If you want the lower-level pieces individually, the workspace also exposes spider-core, spider-middleware, spider-pipeline, spider-downloader, spider-macro, and spider-util. Most users should start here.

§What you get from the facade crate

The root crate is optimized for application authors:

§Installation

[dependencies]
spider-lib = "4.0.0"
serde = { version = "1.0", features = ["derive"] }
serde_json = "1.0"

serde and serde_json are required when you use scraped_item.

§Quick start

use spider_lib::prelude::*;

#[scraped_item]
struct Quote {
    text: String,
    author: String,
    source_url: String,
}

struct QuotesSpider;

#[async_trait]
impl Spider for QuotesSpider {
    type Item = Quote;
    type State = ();

    fn start_requests(&self) -> Result<StartRequests<'_>, SpiderError> {
        Ok(StartRequests::Urls(vec!["https://quotes.toscrape.com/"]))
    }

    async fn parse(&self, cx: ParseContext<'_, Self>) -> Result<(), SpiderError> {
        for quote in cx.css(".quote")? {
            let text = quote
                .css(".text::text")?
                .get()
                .unwrap_or_default();

            let author = quote
                .css(".author::text")?
                .get()
                .unwrap_or_default();

            cx.add_item(Quote {
                text,
                author,
                source_url: cx.url.to_string(),
            })
            .await?;
        }

        if let Some(next_href) = cx.css("li.next a::attr(href)")?.get() {
            let next_url = cx.url.join(&next_href)?;
            cx.add_request(Request::new(next_url)).await?;
        }

        Ok(())
    }
}

#[tokio::main]
async fn main() -> Result<(), SpiderError> {
    let crawler = CrawlerBuilder::new(QuotesSpider)
        .log_level(LevelFilter::Info)
        .build()
        .await?;
    crawler.start_crawl().await
}

The built-in selector API is the recommended path for HTML extraction: cx.css(".card")?, node.css("a::attr(href)")?.get(), and node.css(".title::text")?.get().

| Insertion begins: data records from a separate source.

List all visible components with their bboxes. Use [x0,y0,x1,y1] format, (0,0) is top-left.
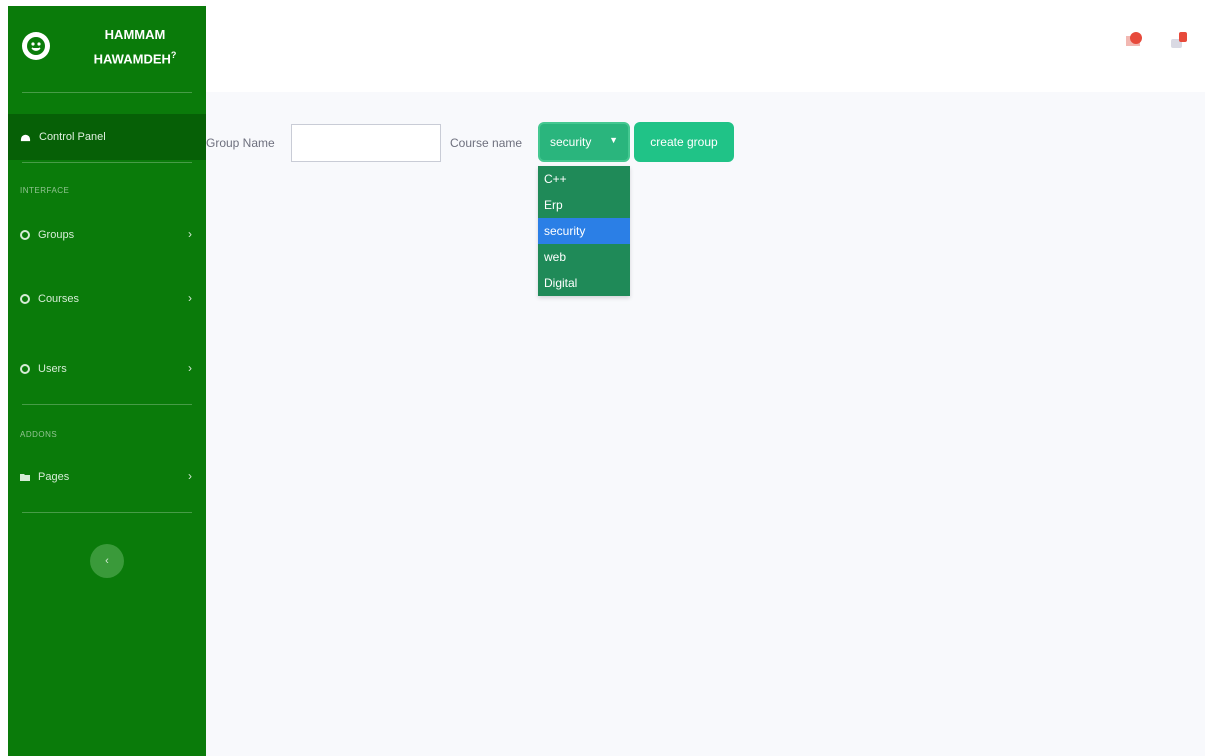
group-name-label: Group Name [206,136,275,150]
create-group-button[interactable]: create group [634,122,734,162]
course-option[interactable]: C++ [538,166,630,192]
chevron-right-icon: › [188,361,192,375]
sidebar: HAMMAM HAWAMDEH? Control Panel INTERFACE… [8,6,206,756]
course-option[interactable]: Erp [538,192,630,218]
course-option[interactable]: web [538,244,630,270]
sidebar-heading-interface: INTERFACE [20,186,70,195]
chevron-right-icon: › [188,291,192,305]
brand-suffix: ? [170,50,177,60]
sidebar-heading-addons: ADDONS [20,430,58,439]
course-dropdown: C++ Erp security web Digital [538,166,630,296]
course-option[interactable]: Digital [538,270,630,296]
sidebar-toggle-button[interactable]: ‹ [90,544,124,578]
topbar [206,0,1205,92]
sidebar-item-label: Courses [38,293,79,305]
main-content: Group Name Course name security ▼ create… [206,92,1205,756]
cog-icon [20,364,30,374]
folder-icon [20,474,30,481]
sidebar-divider [22,92,192,93]
bell-icon[interactable] [1168,30,1190,50]
chevron-right-icon: › [188,469,192,483]
sidebar-brand[interactable]: HAMMAM HAWAMDEH? [8,6,206,92]
sidebar-divider [22,162,192,163]
course-option-selected[interactable]: security [538,218,630,244]
sidebar-item-label: Groups [38,229,75,241]
group-name-input[interactable] [291,124,441,162]
sidebar-item-label: Users [38,363,67,375]
sidebar-item-users[interactable]: Users › [8,358,206,380]
sidebar-item-courses[interactable]: Courses › [8,288,206,310]
course-name-label: Course name [450,136,523,150]
course-select[interactable]: security ▼ [538,122,630,162]
chevron-right-icon: › [188,227,192,241]
sidebar-item-pages[interactable]: Pages › [8,466,206,488]
tachometer-icon [20,134,31,141]
sidebar-item-label: Pages [38,471,70,483]
sidebar-divider [22,512,192,513]
sidebar-item-groups[interactable]: Groups › [8,224,206,246]
sidebar-item-label: Control Panel [39,131,106,143]
cog-icon [20,230,30,240]
cog-icon [20,294,30,304]
chevron-left-icon: ‹ [105,555,109,567]
course-select-value: security [550,135,592,149]
sidebar-divider [22,404,192,405]
envelope-icon[interactable] [1124,30,1146,50]
brand-name: HAMMAM HAWAMDEH? [93,27,177,67]
sidebar-item-control-panel[interactable]: Control Panel [8,114,206,160]
caret-down-icon: ▼ [609,135,618,145]
user-avatar-icon [22,32,50,60]
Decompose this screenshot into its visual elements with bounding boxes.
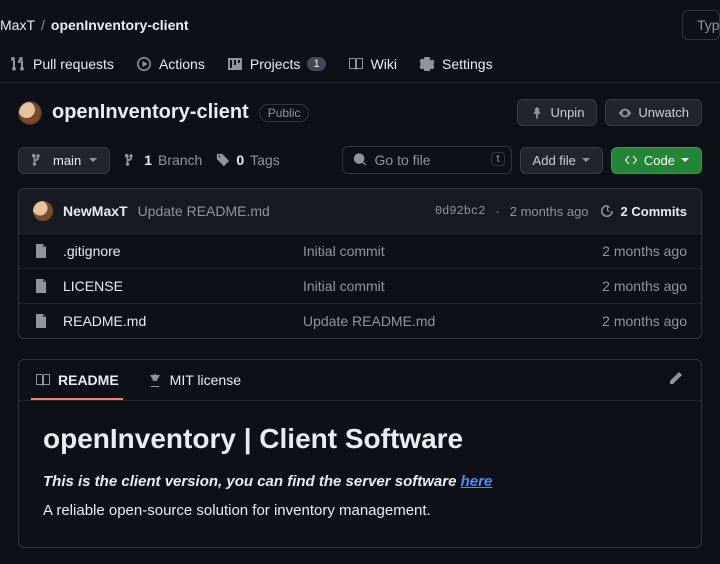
visibility-badge: Public: [259, 104, 310, 122]
gear-icon: [419, 56, 435, 72]
commit-age: 2 months ago: [510, 204, 589, 219]
breadcrumb-repo[interactable]: openInventory-client: [51, 17, 189, 33]
file-name[interactable]: .gitignore: [63, 243, 303, 259]
law-icon: [147, 372, 163, 388]
eye-icon: [618, 106, 632, 120]
pin-icon: [530, 106, 544, 120]
file-commit-msg[interactable]: Initial commit: [303, 278, 602, 294]
owner-avatar[interactable]: [18, 101, 42, 125]
branches-link[interactable]: 1 Branch: [124, 152, 202, 168]
unwatch-label: Unwatch: [638, 105, 689, 120]
tags-count: 0: [236, 152, 244, 168]
branches-count: 1: [144, 152, 152, 168]
commits-count: 2 Commits: [621, 204, 687, 219]
tab-actions-label: Actions: [159, 56, 205, 72]
readme-sub-text: This is the client version, you can find…: [43, 473, 461, 490]
code-icon: [624, 153, 638, 167]
branch-icon: [124, 153, 138, 167]
tab-settings[interactable]: Settings: [419, 56, 493, 72]
readme-paragraph: A reliable open-source solution for inve…: [43, 502, 677, 519]
projects-count: 1: [307, 57, 325, 71]
file-row[interactable]: LICENSEInitial commit2 months ago: [19, 268, 701, 303]
file-commit-msg[interactable]: Initial commit: [303, 243, 602, 259]
tab-settings-label: Settings: [442, 56, 493, 72]
license-tab[interactable]: MIT license: [143, 360, 245, 400]
file-name[interactable]: LICENSE: [63, 278, 303, 294]
file-icon: [33, 313, 51, 329]
play-circle-icon: [136, 56, 152, 72]
add-file-button[interactable]: Add file: [520, 147, 603, 174]
search-icon: [353, 153, 367, 167]
branch-select[interactable]: main: [18, 147, 110, 174]
go-to-file-placeholder: Go to file: [375, 152, 431, 168]
unpin-label: Unpin: [550, 105, 584, 120]
book-icon: [35, 372, 51, 388]
commit-sha[interactable]: 0d92bc2: [435, 204, 485, 218]
readme-subtitle: This is the client version, you can find…: [43, 473, 677, 490]
server-link[interactable]: here: [461, 473, 493, 490]
edit-readme-button[interactable]: [661, 365, 689, 396]
commits-link[interactable]: 2 Commits: [599, 203, 687, 219]
branches-label: Branch: [158, 152, 202, 168]
file-age: 2 months ago: [602, 243, 687, 259]
file-age: 2 months ago: [602, 278, 687, 294]
commit-message[interactable]: Update README.md: [138, 203, 270, 219]
pull-request-icon: [10, 56, 26, 72]
tab-pull-requests[interactable]: Pull requests: [10, 56, 114, 72]
branch-name: main: [53, 153, 81, 168]
commit-author-avatar[interactable]: [33, 201, 53, 221]
tab-wiki-label: Wiki: [371, 56, 397, 72]
tab-projects-label: Projects: [250, 56, 301, 72]
book-icon: [348, 56, 364, 72]
readme-heading: openInventory | Client Software: [43, 423, 677, 455]
unwatch-button[interactable]: Unwatch: [605, 99, 702, 126]
readme-tab-label: README: [58, 372, 119, 388]
unpin-button[interactable]: Unpin: [517, 99, 597, 126]
pencil-icon: [667, 371, 683, 387]
tab-actions[interactable]: Actions: [136, 56, 205, 72]
add-file-label: Add file: [533, 153, 576, 168]
tab-pulls-label: Pull requests: [33, 56, 114, 72]
search-placeholder: Typ: [697, 17, 720, 33]
file-age: 2 months ago: [602, 313, 687, 329]
go-to-file-input[interactable]: Go to file t: [342, 146, 512, 174]
chevron-down-icon: [582, 158, 590, 162]
tags-label: Tags: [250, 152, 280, 168]
tags-link[interactable]: 0 Tags: [216, 152, 279, 168]
breadcrumb-owner[interactable]: MaxT: [0, 17, 35, 33]
file-icon: [33, 278, 51, 294]
readme-tab[interactable]: README: [31, 360, 123, 400]
repo-title[interactable]: openInventory-client: [52, 101, 249, 124]
code-label: Code: [644, 153, 675, 168]
file-row[interactable]: .gitignoreInitial commit2 months ago: [19, 234, 701, 268]
file-name[interactable]: README.md: [63, 313, 303, 329]
tag-icon: [216, 153, 230, 167]
global-search[interactable]: Typ: [682, 10, 720, 40]
code-button[interactable]: Code: [611, 147, 702, 174]
chevron-down-icon: [89, 158, 97, 162]
history-icon: [599, 203, 615, 219]
tab-projects[interactable]: Projects 1: [227, 56, 326, 72]
file-commit-msg[interactable]: Update README.md: [303, 313, 602, 329]
license-tab-label: MIT license: [170, 372, 241, 388]
breadcrumb-sep: /: [41, 17, 45, 33]
file-row[interactable]: README.mdUpdate README.md2 months ago: [19, 303, 701, 338]
commit-dot: ·: [495, 204, 499, 219]
chevron-down-icon: [681, 158, 689, 162]
branch-icon: [31, 153, 45, 167]
tab-wiki[interactable]: Wiki: [348, 56, 397, 72]
file-icon: [33, 243, 51, 259]
commit-author[interactable]: NewMaxT: [63, 203, 128, 219]
kbd-hint: t: [491, 152, 504, 166]
project-icon: [227, 56, 243, 72]
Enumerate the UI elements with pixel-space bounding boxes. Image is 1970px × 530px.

Spider::parse takes &self and a single ParseContext parameter. That design keeps the spider itself immutable while still giving parse logic access to the current response, shared state, and async output methods.

§Typical next steps

After the minimal spider works, the next additions are usually:

  1. add one or more middleware with CrawlerBuilder::add_middleware
  2. add one or more pipelines with CrawlerBuilder::add_pipeline
  3. move repeated parse-time state into Spider::State
  4. enable optional features such as live-stats, pipeline-csv, or middleware-robots

If you find yourself needing transport-level customization, custom middleware contracts, or lower-level runtime control, move down to the crate-specific APIs in spider-core, spider-downloader, spider-middleware, or spider-pipeline.

Re-exports§

pub use log;
pub use prelude::*;

Modules§

prelude
Convenient re-exports for spider-lib applications.

Macros§

route_by_rule
Routes parse logic based on the discovery rule name attached to a response.

Attribute Macros§

scraped_item
Attribute macro for defining a scraped item type.